Purpose: The purpose of this study is to critically examine the Theory of Change (ToC)’s strengths and weaknesses of the concept and its application, which has recently been actively applied by multilateral and bilateral organizations, civil society, and various foundations in Korea. The article is to provide epistemological, conceptual, and methodological implications for the development of cooperation policies and practices.
 Originality: This study has significance in comprehensively examining the concept and problems of this approach, going beyond the growing interest in change theory, which has recently received a lot of attention from domestic development cooperation agencies and evaluation practitioners in Korea. In particular, it is intended to provide a thorough academic and methodological review at the initial stage of institutionalization so that the tools of development cooperation strategy and program establishment and evaluation developed in the West are not applied uncritically to domestic and international projects of Korea.
 Methodology: This paper first examines the social constructivist position of change theory compared to positivist and interpretative/transformative evaluation methods in various evaluation paradigms and flows. Recent confusions and challenges to the theory of change expressed in the literature and seminars collected over 12 months and the five related methodological workshops were identified based on (i) Program Theory, (ii) Research Methods, (i) Vision of Development Cooperation Activities The analysis was divided into epistemology and value.
 Result: The theory of change, which has been actively applied in the UK and the United States has not only been applied to development cooperation evaluation, but has been widely used in education, health, social protection, water and sanitation, community development and environment. This study found that first, in regards to program theory, ToC clearly is a bridge that can most effectively materialize when clarifiers context, and assumption in discussing how to induce intended change in a program theory. Second, in the methodological aspect, ToC was the most instrumental in program-level interventions, thematic and cluster strategy development, and evaluation, rather than a small-scale project type evaluation. There were a series of challenges found such as a lack of clear and technically poor logic that occurs when expert verification is absent, the qualitative difference in the composition of the theory of change according to the beliefs and capabilities of the facilitator, and the limitations of persuading donors compared to evaluation based on rigors empirical analysis. Third, in terms of epistemological perspectives on the evaluation, the theory of change is not simply expanded in order to replace PDM in Korea but is used to comprehensively visualized to promote social change and social change in regards to results, context, and pathways of social change. Based on the value and belief that it can be used as a tool and approach for innovation in development cooperation, ToC in Korea has numerous potentials for serving its purpose in both public and non-profit fields.

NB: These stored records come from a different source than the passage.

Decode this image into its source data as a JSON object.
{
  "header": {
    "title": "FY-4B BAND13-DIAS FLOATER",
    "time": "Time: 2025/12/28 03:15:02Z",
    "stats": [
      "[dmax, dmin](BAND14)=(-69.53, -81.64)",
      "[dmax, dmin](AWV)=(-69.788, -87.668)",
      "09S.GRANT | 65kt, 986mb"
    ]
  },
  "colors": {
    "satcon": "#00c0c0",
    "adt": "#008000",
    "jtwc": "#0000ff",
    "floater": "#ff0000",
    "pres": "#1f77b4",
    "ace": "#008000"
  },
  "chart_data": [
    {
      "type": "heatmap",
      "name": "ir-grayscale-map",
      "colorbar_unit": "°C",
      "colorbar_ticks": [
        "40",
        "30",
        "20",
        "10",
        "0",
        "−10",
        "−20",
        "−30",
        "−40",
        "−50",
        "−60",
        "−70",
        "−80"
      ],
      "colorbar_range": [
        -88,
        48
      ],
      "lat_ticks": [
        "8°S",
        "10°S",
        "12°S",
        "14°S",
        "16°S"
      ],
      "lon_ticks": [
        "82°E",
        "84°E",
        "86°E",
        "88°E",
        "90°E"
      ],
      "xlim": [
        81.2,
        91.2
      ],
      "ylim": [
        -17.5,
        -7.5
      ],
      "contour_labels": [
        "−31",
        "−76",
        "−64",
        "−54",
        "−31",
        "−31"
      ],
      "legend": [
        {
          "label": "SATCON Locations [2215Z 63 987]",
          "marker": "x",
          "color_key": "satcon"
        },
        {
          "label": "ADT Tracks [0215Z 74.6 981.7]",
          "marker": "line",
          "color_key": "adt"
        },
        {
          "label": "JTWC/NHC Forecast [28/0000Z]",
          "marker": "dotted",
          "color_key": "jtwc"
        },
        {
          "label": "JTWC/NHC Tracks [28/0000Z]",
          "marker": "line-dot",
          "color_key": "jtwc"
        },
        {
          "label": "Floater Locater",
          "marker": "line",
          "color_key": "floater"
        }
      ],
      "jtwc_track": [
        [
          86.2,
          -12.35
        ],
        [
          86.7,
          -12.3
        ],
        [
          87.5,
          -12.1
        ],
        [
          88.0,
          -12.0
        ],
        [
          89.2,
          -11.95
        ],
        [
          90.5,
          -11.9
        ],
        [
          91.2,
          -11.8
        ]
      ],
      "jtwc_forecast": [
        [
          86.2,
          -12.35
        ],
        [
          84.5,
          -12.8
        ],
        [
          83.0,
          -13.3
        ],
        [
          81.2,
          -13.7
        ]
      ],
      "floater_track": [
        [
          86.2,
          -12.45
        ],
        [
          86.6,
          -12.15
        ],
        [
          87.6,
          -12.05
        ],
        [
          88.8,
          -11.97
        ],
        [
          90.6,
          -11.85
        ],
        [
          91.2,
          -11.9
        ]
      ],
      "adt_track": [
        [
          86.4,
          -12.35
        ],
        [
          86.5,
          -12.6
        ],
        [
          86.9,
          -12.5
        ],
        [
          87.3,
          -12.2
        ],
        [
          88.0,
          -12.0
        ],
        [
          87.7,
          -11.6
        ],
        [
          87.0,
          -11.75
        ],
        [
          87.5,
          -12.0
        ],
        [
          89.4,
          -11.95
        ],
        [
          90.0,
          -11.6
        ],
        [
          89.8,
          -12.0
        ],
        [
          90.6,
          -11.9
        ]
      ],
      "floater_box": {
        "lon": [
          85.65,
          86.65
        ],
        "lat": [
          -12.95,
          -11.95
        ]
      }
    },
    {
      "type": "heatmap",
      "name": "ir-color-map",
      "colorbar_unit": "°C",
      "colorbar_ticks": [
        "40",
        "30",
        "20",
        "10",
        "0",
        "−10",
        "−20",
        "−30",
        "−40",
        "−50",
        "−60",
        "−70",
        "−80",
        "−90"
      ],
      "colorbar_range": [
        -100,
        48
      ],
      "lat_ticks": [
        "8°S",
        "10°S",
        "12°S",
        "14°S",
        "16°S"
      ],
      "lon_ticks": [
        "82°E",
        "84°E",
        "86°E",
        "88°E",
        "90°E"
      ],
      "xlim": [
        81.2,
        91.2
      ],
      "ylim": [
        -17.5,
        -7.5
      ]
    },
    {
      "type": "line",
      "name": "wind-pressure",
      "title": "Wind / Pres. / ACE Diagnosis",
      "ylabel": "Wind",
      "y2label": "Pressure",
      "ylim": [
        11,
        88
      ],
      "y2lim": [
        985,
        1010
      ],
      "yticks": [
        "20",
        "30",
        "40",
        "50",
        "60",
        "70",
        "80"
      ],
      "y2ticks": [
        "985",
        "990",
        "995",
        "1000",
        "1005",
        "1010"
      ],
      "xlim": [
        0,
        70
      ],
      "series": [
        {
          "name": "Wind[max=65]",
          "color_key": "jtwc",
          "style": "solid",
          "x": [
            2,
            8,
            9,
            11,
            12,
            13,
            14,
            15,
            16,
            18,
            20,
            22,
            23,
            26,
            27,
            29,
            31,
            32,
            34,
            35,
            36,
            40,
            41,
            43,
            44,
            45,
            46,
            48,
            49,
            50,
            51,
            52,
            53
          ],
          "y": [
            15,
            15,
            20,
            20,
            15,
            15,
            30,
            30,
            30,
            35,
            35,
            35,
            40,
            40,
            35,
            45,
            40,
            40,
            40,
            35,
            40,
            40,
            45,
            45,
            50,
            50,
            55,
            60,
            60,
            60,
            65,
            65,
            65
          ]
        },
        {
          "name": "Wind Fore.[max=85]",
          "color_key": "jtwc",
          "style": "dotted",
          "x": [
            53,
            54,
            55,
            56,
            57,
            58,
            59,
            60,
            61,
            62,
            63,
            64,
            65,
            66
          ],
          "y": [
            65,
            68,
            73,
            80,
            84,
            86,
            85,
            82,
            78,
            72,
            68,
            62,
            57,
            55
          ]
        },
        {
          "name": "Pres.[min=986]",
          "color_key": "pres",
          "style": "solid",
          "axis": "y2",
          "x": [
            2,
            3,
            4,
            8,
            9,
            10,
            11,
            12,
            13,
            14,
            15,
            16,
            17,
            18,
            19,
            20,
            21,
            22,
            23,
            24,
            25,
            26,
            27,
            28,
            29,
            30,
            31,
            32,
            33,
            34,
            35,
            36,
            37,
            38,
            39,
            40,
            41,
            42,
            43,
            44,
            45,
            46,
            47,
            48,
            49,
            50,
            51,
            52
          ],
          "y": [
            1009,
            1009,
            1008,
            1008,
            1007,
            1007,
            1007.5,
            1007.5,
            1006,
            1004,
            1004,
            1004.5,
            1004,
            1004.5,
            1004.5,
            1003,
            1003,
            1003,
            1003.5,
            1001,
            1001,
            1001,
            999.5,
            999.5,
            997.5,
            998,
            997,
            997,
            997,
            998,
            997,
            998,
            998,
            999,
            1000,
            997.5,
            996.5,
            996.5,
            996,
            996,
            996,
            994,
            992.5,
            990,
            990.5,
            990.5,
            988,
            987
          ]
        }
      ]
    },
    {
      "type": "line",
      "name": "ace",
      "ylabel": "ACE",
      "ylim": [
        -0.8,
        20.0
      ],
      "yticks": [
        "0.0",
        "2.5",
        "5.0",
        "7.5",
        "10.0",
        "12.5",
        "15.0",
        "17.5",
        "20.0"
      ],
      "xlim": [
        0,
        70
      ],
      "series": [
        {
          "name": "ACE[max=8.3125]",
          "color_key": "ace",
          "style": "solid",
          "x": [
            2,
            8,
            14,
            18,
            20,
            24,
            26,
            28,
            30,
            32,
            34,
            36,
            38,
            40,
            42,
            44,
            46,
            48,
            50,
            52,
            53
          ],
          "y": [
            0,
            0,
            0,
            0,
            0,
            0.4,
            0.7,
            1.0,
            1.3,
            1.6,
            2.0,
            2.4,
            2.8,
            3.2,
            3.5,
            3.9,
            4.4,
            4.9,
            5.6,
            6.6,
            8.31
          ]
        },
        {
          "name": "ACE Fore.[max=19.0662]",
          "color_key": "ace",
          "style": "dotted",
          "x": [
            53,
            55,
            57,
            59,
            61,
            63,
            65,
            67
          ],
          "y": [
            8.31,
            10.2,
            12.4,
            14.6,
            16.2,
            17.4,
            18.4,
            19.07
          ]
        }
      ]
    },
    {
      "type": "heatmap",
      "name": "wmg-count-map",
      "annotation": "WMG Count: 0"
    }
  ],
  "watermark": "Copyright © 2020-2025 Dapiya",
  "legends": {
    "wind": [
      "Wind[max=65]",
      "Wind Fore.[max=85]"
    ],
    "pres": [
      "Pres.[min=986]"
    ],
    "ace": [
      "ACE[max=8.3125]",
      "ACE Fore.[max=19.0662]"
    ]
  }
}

 Conclusions and Implication: ToC as the 'Big T' and 'Small T' approach suggested in this paper offers various conceptual and practical strengths to be applied to the policies, strategies, guidelines, and methodologies as new development cooperation for Korea’s international development. In order for the ToC approach to be applied in Korea's development cooperation as a new approach and method, active conceptual and methodological discussion in a critical manner is needed at the beginning of such adaptation. It is hoped that this approach will not be institutionalized in a hurry by limiting it to new tools.